Figure 4. Genetic interaction between ap^Xa and ssdp^L7.

(A,B) Wings of ap^Xa/+ flies. (A) A typical class 1 wing. (B) A typical class 2 wing. (C) Wild type wing. (D–F) Wings of ap^Xa/+; ssdp^L7/+ flies. (D) A typical class 1 wing. (E) A typical class 2 wing. (F) A typical class 3 wing. (F) Schematic representation of the wing notching phenotypes depicted in (A–E). Classes 1–3 from ap^Xa/+; ssdp^L7/+ flies (represented by doted lines) are more severe then classes 1–2 from ap^Xa/+ flies (represented by full lines).

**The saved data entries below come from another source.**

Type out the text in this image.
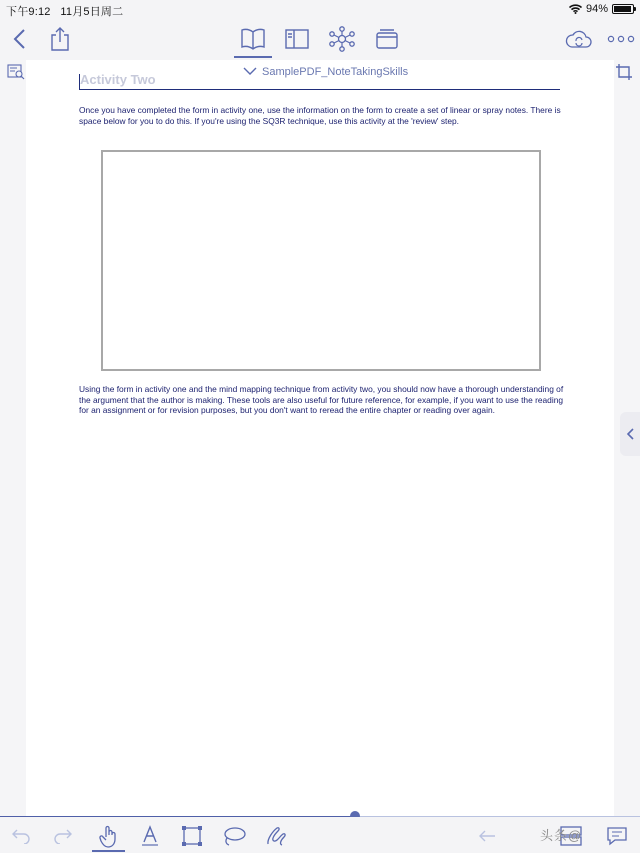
下午9:12 11月5日周二	94%
Activity Two

Once you have completed the form in activity one, use the information on the form to create a set of linear or spray notes. There is space below for you to do this. If you're using the SQ3R technique, use this activity at the 'review' step.

Using the form in activity one and the mind mapping technique from activity two, you should now have a thorough understanding of the argument that the author is making. These tools are also useful for future reference, for example, if you want to use the reading for an assignment or for revision purposes, but you don't want to reread the entire chapter or reading over again.

SamplePDF_NoteTakingSkills
头条@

Figure 5. Gs-alpha60A and Xbp1 are essential for normal wing and bristle formation.

(A) Wild type fly. (B,C,E) ap-Gal4/+; UAS-RNAi-Xbp1/+. (B) Acute multiplication of bristles on the wing and scutum, wings are not fully developed and lack dorsal to ventral adhesion. White doted frames indicate areas enlarged in (C,E). (C) Enlargement of the thorax from (B), multiplication of bristles can be seen on the scutum but not on the scutelleum. (D) Thorax of a pnr-Gal4/+; UAS-RNAi-Xbp1/+ fly, multiplication of bristles is limited to the midline of the scutum, the area indicated by the white frame. The anterior pair of scutellar bristles are missing, arrows point to their expected position. (E) Enlargement of the wing from (B). Wings are underdeveloped and exhibit multiplication of bristles. (F) An ap-Gal4/+; UAS-RNAi-Gs-alpha/+ fly, wings are curled. (G) Thorax of a pnr-Gal4/+; UAS-RNAi-Gs-alpha/+ fly, the posterior pair of scutellar bristles indicated by an arrow are in reversed orientation.